In my opinion, Pokémon Ruby and Sapphire were always the black sheep of the Pokémon mainline entries. Sure the games added now instrumental features like running and double-battles into the field, but they didn’t feel as magical as the first two generations, and later generations were simply stronger. After a good long while, Ruby and Sapphire eventually saw the remakes people were calling for, but was it worth it?
My issues with Ruby and Sapphire were skin deep. I always found the map too open, with odd, vague instructions on where to go and, as IGN famously said, there is too much water. These issues were not ironed out for the 3DS remakes, as they are integral to the game’s design, look and feel. More than a couple of times I found myself going around in circles, unsure of what to do, taking me out of the adventure somewhat. I like the world of Generation three, and appreciate that the openness does lead to a few genuine moments of discovery, but I prefer the more compact worlds of other Generations.
Omega Ruby and Alpha Sapphire keep hold of gameplay elements of the original games. Since Ruby and Sapphire, quite a lot of subtle upgrades have been made to the Pokémon formula. You’ll miss simple things like the combined Pokémon Centres and Marts as in X and Y. The emphasis on HMs, too, is larger here than in Generations five and six, feeling like a step back in the series. After X and Y let you customise your character, not being able to in Omega Ruby and Alpha Sapphire feels like a real let-down. What feels like a let-down, too, is the change in the game’s writing. Carrying on Generation six’s fun, friendly writing aimed at a young audience. It all feels a bit like a children’s TV show.

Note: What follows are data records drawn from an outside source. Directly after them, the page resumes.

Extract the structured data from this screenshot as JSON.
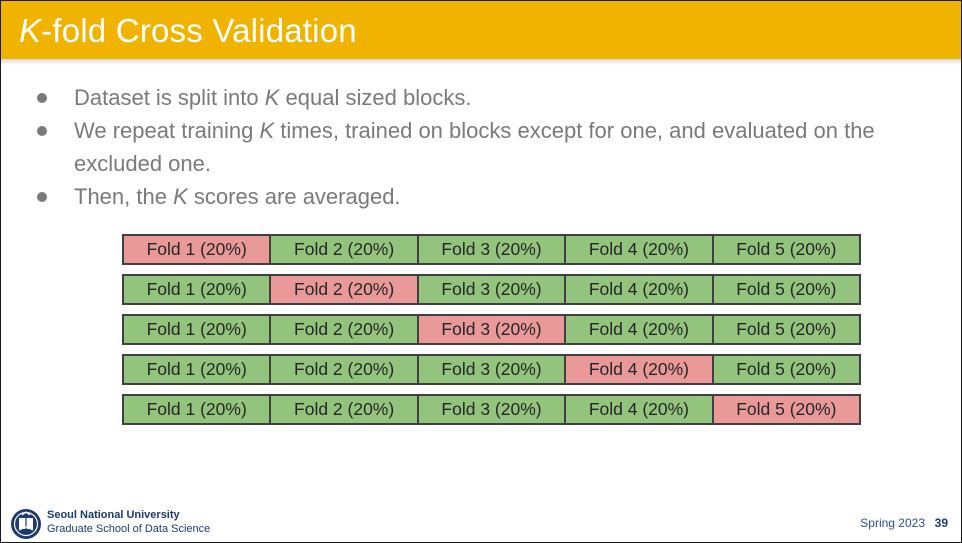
{
  "title": {
    "italic_part": "K",
    "rest": "-fold Cross Validation"
  },
  "bullets": [
    {
      "before": "Dataset is split into ",
      "italic": "K",
      "after": " equal sized blocks."
    },
    {
      "before": "We repeat training ",
      "italic": "K",
      "after": " times, trained on blocks except for one, and evaluated on the excluded one."
    },
    {
      "before": "Then, the ",
      "italic": "K",
      "after": " scores are averaged."
    }
  ],
  "fold_labels": [
    "Fold 1 (20%)",
    "Fold 2 (20%)",
    "Fold 3 (20%)",
    "Fold 4 (20%)",
    "Fold 5 (20%)"
  ],
  "fold_rows": [
    {
      "held_out_index": 0
    },
    {
      "held_out_index": 1
    },
    {
      "held_out_index": 2
    },
    {
      "held_out_index": 3
    },
    {
      "held_out_index": 4
    }
  ],
  "colors": {
    "title_bar": "#f0b400",
    "train_fold": "#93c47d",
    "test_fold": "#ea9999",
    "bullet_text": "#7a7a7a",
    "footer_text": "#1f3a70"
  },
  "footer": {
    "logo_icon": "snu-emblem-icon",
    "university": "Seoul National University",
    "school": "Graduate School of Data Science",
    "term": "Spring 2023",
    "page_number": "39"
  }
}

Thankfully, however, the best parts of Generation three remain intact. The Pokédex, for example, was always strong, with some brilliant designs. There may not be many fire types, but that isn’t an issue if you pick the wonderful Torchic as your starter. Several of the Generation’s best Pokémon have been given Mega Evolutions to boot, which add another layer of awesome to the designs. The fun story remains intact, too, with a few improvements of its own. The 3D graphics are vibrant and a whole lot of fun. The story cut-scenes are interposed with wonderful camera angles that bring the plot to life.

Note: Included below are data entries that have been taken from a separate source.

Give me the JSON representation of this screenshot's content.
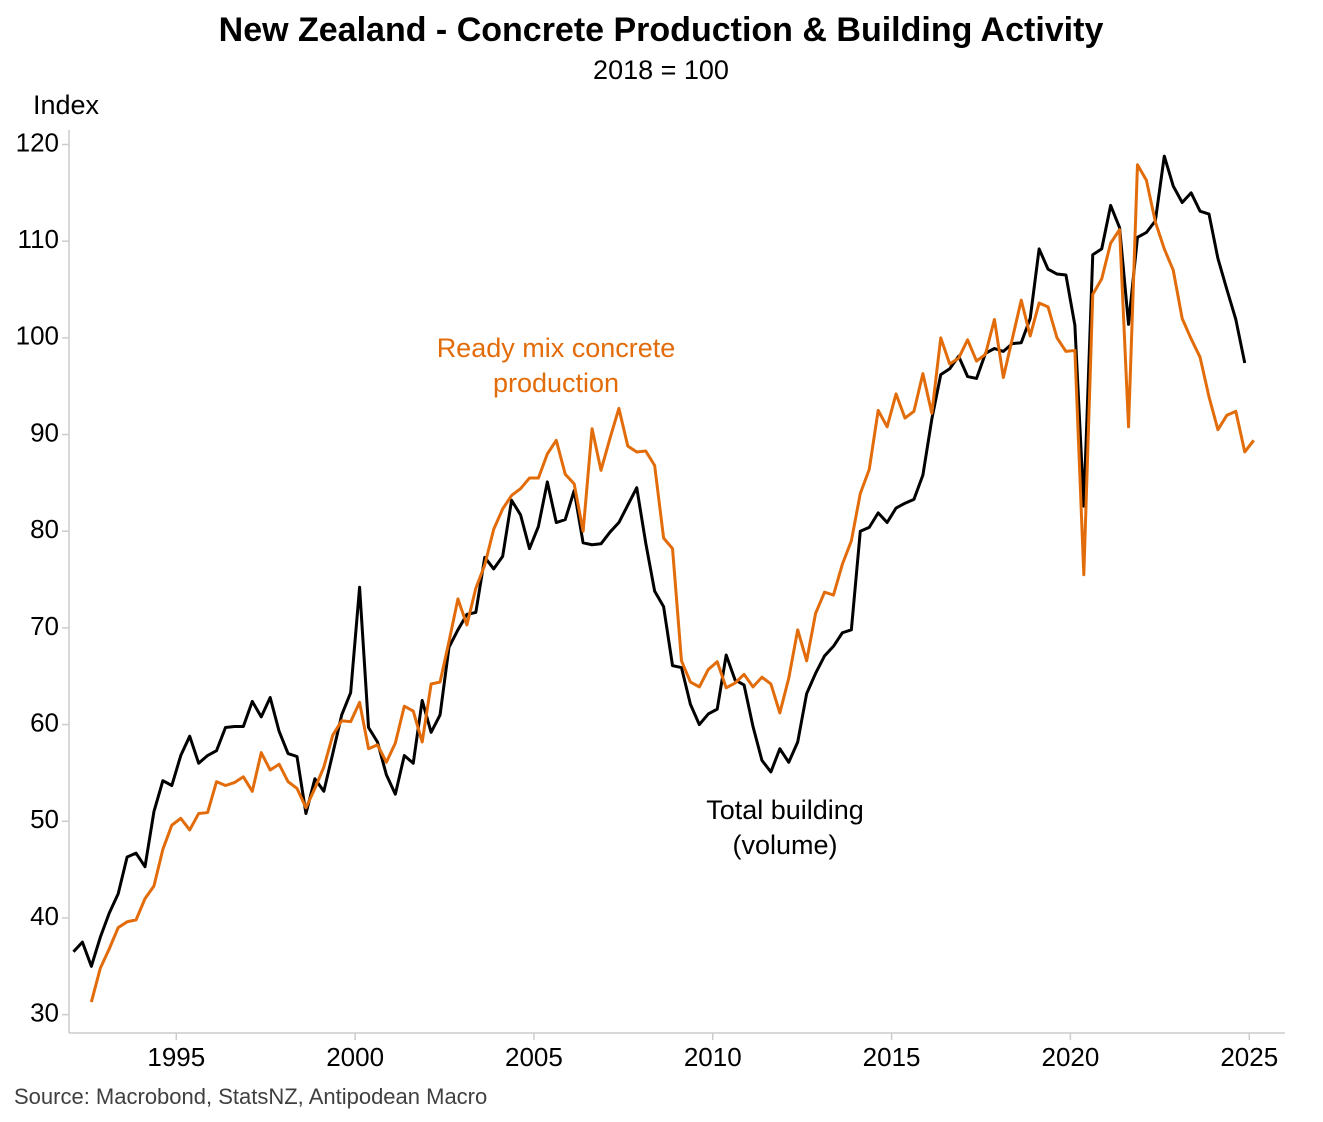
{
  "chart_data": {
    "type": "line",
    "title": "New Zealand - Concrete Production & Building Activity",
    "subtitle": "2018 = 100",
    "y_label": "Index",
    "source": "Source: Macrobond, StatsNZ, Antipodean Macro",
    "annotations": [
      {
        "lines": [
          "Ready mix concrete",
          "production"
        ],
        "color": "#e36c0a"
      },
      {
        "lines": [
          "Total building",
          "(volume)"
        ],
        "color": "#000000"
      }
    ],
    "xlim": [
      1992,
      2026
    ],
    "xticks": [
      1995,
      2000,
      2005,
      2010,
      2015,
      2020,
      2025
    ],
    "ylim": [
      28.1,
      121.5
    ],
    "yticks": [
      30,
      40,
      50,
      60,
      70,
      80,
      90,
      100,
      110,
      120
    ],
    "x": [
      1992.125,
      1992.375,
      1992.625,
      1992.875,
      1993.125,
      1993.375,
      1993.625,
      1993.875,
      1994.125,
      1994.375,
      1994.625,
      1994.875,
      1995.125,
      1995.375,
      1995.625,
      1995.875,
      1996.125,
      1996.375,
      1996.625,
      1996.875,
      1997.125,
      1997.375,
      1997.625,
      1997.875,
      1998.125,
      1998.375,
      1998.625,
      1998.875,
      1999.125,
      1999.375,
      1999.625,
      1999.875,
      2000.125,
      2000.375,
      2000.625,
      2000.875,
      2001.125,
      2001.375,
      2001.625,
      2001.875,
      2002.125,
      2002.375,
      2002.625,
      2002.875,
      2003.125,
      2003.375,
      2003.625,
      2003.875,
      2004.125,
      2004.375,
      2004.625,
      2004.875,
      2005.125,
      2005.375,
      2005.625,
      2005.875,
      2006.125,
      2006.375,
      2006.625,
      2006.875,
      2007.125,
      2007.375,
      2007.625,
      2007.875,
      2008.125,
      2008.375,
      2008.625,
      2008.875,
      2009.125,
      2009.375,
      2009.625,
      2009.875,
      2010.125,
      2010.375,
      2010.625,
      2010.875,
      2011.125,
      2011.375,
      2011.625,
      2011.875,
      2012.125,
      2012.375,
      2012.625,
      2012.875,
      2013.125,
      2013.375,
      2013.625,
      2013.875,
      2014.125,
      2014.375,
      2014.625,
      2014.875,
      2015.125,
      2015.375,
      2015.625,
      2015.875,
      2016.125,
      2016.375,
      2016.625,
      2016.875,
      2017.125,
      2017.375,
      2017.625,
      2017.875,
      2018.125,
      2018.375,
      2018.625,
      2018.875,
      2019.125,
      2019.375,
      2019.625,
      2019.875,
      2020.125,
      2020.375,
      2020.625,
      2020.875,
      2021.125,
      2021.375,
      2021.625,
      2021.875,
      2022.125,
      2022.375,
      2022.625,
      2022.875,
      2023.125,
      2023.375,
      2023.625,
      2023.875,
      2024.125,
      2024.375,
      2024.625,
      2024.875,
      2025.125
    ],
    "series": [
      {
        "color": "#000000",
        "values": [
          36.5,
          37.5,
          35,
          38,
          40.5,
          42.5,
          46.3,
          46.7,
          45.3,
          51,
          54.2,
          53.7,
          56.8,
          58.8,
          56,
          56.8,
          57.3,
          59.7,
          59.8,
          59.8,
          62.4,
          60.8,
          62.8,
          59.3,
          57,
          56.7,
          50.8,
          54.4,
          53.1,
          57,
          61,
          63.3,
          74.2,
          59.7,
          58.2,
          54.8,
          52.8,
          56.8,
          56,
          62.5,
          59.2,
          61,
          68,
          69.8,
          71.4,
          71.6,
          77.3,
          76.1,
          77.4,
          83.2,
          81.7,
          78.2,
          80.5,
          85.1,
          80.9,
          81.2,
          84.2,
          78.8,
          78.6,
          78.7,
          79.9,
          80.9,
          82.7,
          84.5,
          78.8,
          73.8,
          72.2,
          66.1,
          65.9,
          62.1,
          60,
          61.1,
          61.6,
          67.2,
          64.6,
          64.1,
          59.8,
          56.3,
          55.1,
          57.5,
          56.1,
          58.2,
          63.2,
          65.3,
          67.1,
          68.1,
          69.5,
          69.8,
          80,
          80.4,
          81.9,
          80.9,
          82.4,
          82.9,
          83.3,
          85.8,
          91.6,
          96.2,
          96.8,
          98.1,
          96,
          95.8,
          98.4,
          98.9,
          98.6,
          99.4,
          99.5,
          102,
          109.2,
          107.1,
          106.6,
          106.5,
          101.3,
          82.6,
          108.6,
          109.2,
          113.7,
          111.4,
          101.4,
          110.4,
          110.9,
          112.1,
          118.8,
          115.7,
          114,
          115,
          113.1,
          112.8,
          108.2,
          105,
          101.9,
          97.4,
          null
        ]
      },
      {
        "color": "#e36c0a",
        "values": [
          null,
          null,
          31.3,
          34.8,
          36.8,
          39,
          39.6,
          39.8,
          42,
          43.3,
          47.1,
          49.6,
          50.3,
          49.1,
          50.8,
          50.9,
          54.1,
          53.7,
          54,
          54.6,
          53.1,
          57.1,
          55.3,
          55.9,
          54.1,
          53.4,
          51.4,
          53.4,
          55.6,
          58.9,
          60.4,
          60.3,
          62.3,
          57.5,
          57.9,
          56.1,
          58.1,
          61.9,
          61.4,
          58.2,
          64.2,
          64.4,
          68.6,
          73,
          70.3,
          74.1,
          76.5,
          80.2,
          82.3,
          83.7,
          84.4,
          85.5,
          85.5,
          88,
          89.4,
          85.9,
          84.9,
          80,
          90.6,
          86.3,
          89.6,
          92.7,
          88.8,
          88.2,
          88.3,
          86.8,
          79.3,
          78.2,
          66.6,
          64.4,
          63.9,
          65.7,
          66.5,
          63.8,
          64.3,
          65.2,
          63.9,
          64.9,
          64.2,
          61.2,
          64.8,
          69.8,
          66.6,
          71.5,
          73.7,
          73.4,
          76.6,
          79,
          83.9,
          86.4,
          92.5,
          90.8,
          94.2,
          91.7,
          92.4,
          96.3,
          92.2,
          100,
          97.3,
          97.9,
          99.8,
          97.6,
          98.3,
          101.9,
          95.9,
          99.9,
          103.9,
          100.2,
          103.6,
          103.2,
          100,
          98.6,
          98.7,
          75.5,
          104.5,
          106.1,
          109.8,
          111.2,
          90.8,
          117.9,
          116.3,
          112,
          109.2,
          107,
          102,
          99.9,
          98,
          93.9,
          90.5,
          92,
          92.4,
          88.2,
          89.4
        ]
      }
    ]
  }
}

The core formula is as good as ever, too with battles and even the fairy type being taken straight from Generation six. It looks and plays brilliantly throughout. Even Pokémon-Amie has returned, with all its mini-games intact. Super Training returns, too, which is a nice way to get your EVs all leveled up to the max. All the extra bells and whistles (outside of character customisation) of X and Y make a welcome return here. Pokémon Contests and Secret Bases return from the original Ruby and Sapphire as well – meaning there is plenty to get on with outside of the game’s main plot.
Once you’re finished with the game, there’s even a bonus little epilogue story to get on with. It adds a neat, enjoyable extra bit of narrative to an already meaty game, all in all it took me over 40 hours to complete. Omega Ruby is a quality remake that expands upon the original release, whilst leaving a lot of it intact. Unfortunately, this means the game misses out on a lot of the more subtle changes the series has seen over the years, as well as more obvious ones.
Pokémon Omega Ruby is a quality remake. It’s a lot of fun, but small issues with the original game that remain hold back from being truly outstanding.